Chaque jour, des adeptes venaient adorer la jeune déesse qui se tenait dans le naos,  partie la plus protégée du temple. Les prêtres veillaient  à ce qu’elle ne fasse rien d’autre qu’assurer l’équilibre des deux mondes , terrestre et divin, en faisant passer l’eau d’un vase dans l’autre, ce dont elle s’acquittait  sagement les yeux toujours baissés.

A chaque nouvelle lune, en son honneur était pratiquée une hécatombe c’est-à-dire qu’on lui sacrifiait cent taureaux. Un vrai bain de sang dans le bassin devant l’autel où flottaient ce jour -là des têtes, des dos, des cornes, une orgie de chairs lacérées, découpées ; cependant que, dans le naos, l’eau   passait  d’un vase à l’autre inlassablement.

Dernière une colonne se dissimulait Epaphos, un demi- dieu fils de Zeus,  attiré par la belle Tempérancia. Il n’était jamais à court de prétextes pour rester le plus possible dans le pré-naos d’où il pouvait admirer son idole.

Pour célébrer l’équinoxe de printemps qui marquait les débuts des guerres à Athènes, Epaphos savait que tous les soldats viendraient déposer leurs offrandes avant de partir en campagne et qu’ainsi les environs du temple seraient plus tranquilles.

Dans la demeure d’Epaphos,  le sol était jonché de plans, dépliés, enroulés, ébauchés, avancés …, aux murs, d’autres dessins dévoilaient les entrailles d’une machine alambiquée ; tandis que le jeune homme tremblant s’affairait autour d’une étrange construction.

Lorsqu’il fut certain du départ des guerriers, un clair matin, Epathos sortit le char solaire qu’il avait mis au point. L’astre lumineux fournit  l’énergie nécessaire à mettre en marche un nombre astronomique  de chaines, de poulies, de plateaux et de leviers. Le demi-dieu dirigea sa mécanique  vers le sanctuaire où se trouvait Tempérancia et se mit à tourner autour de l’édifice.

La sage déesse, absorbée par sa charge, crut d’abord à un orage. Puis, devant la persistance de ce boucan d’enfer, elle osa lever les yeux et aperçut un engin diabolique tourner autour de son piédestal.

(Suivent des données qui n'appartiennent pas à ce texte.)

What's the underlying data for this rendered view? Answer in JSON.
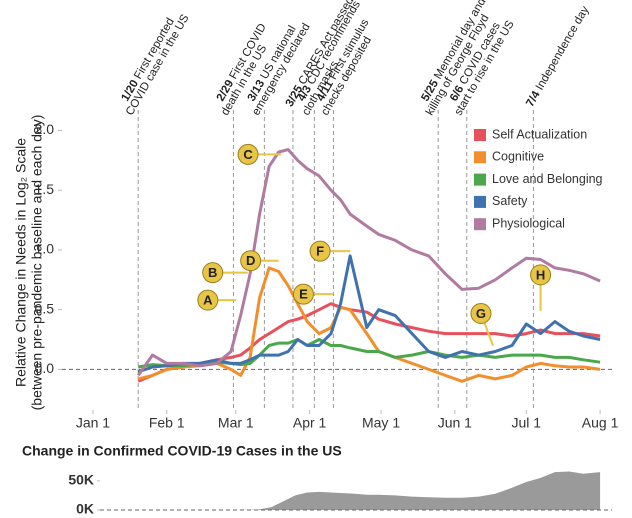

Epaphos en rut libéra toute la gomme et Tempérancia se mit à danser faisant voltiger les vases de plus en plus haut si bien que l’un d’eux se fracassa en touchant le sol. Plus de tempérance, l’équilibre fut rompu, la terre se mit à trembler, les dieux à gronder, mais rien ne put empêcher la jeune fille d’enfourcher la merveilleuse invention et d’entourer la taille de son demi-dieu pour s’enfuir avec lui loin de sa divine obligation.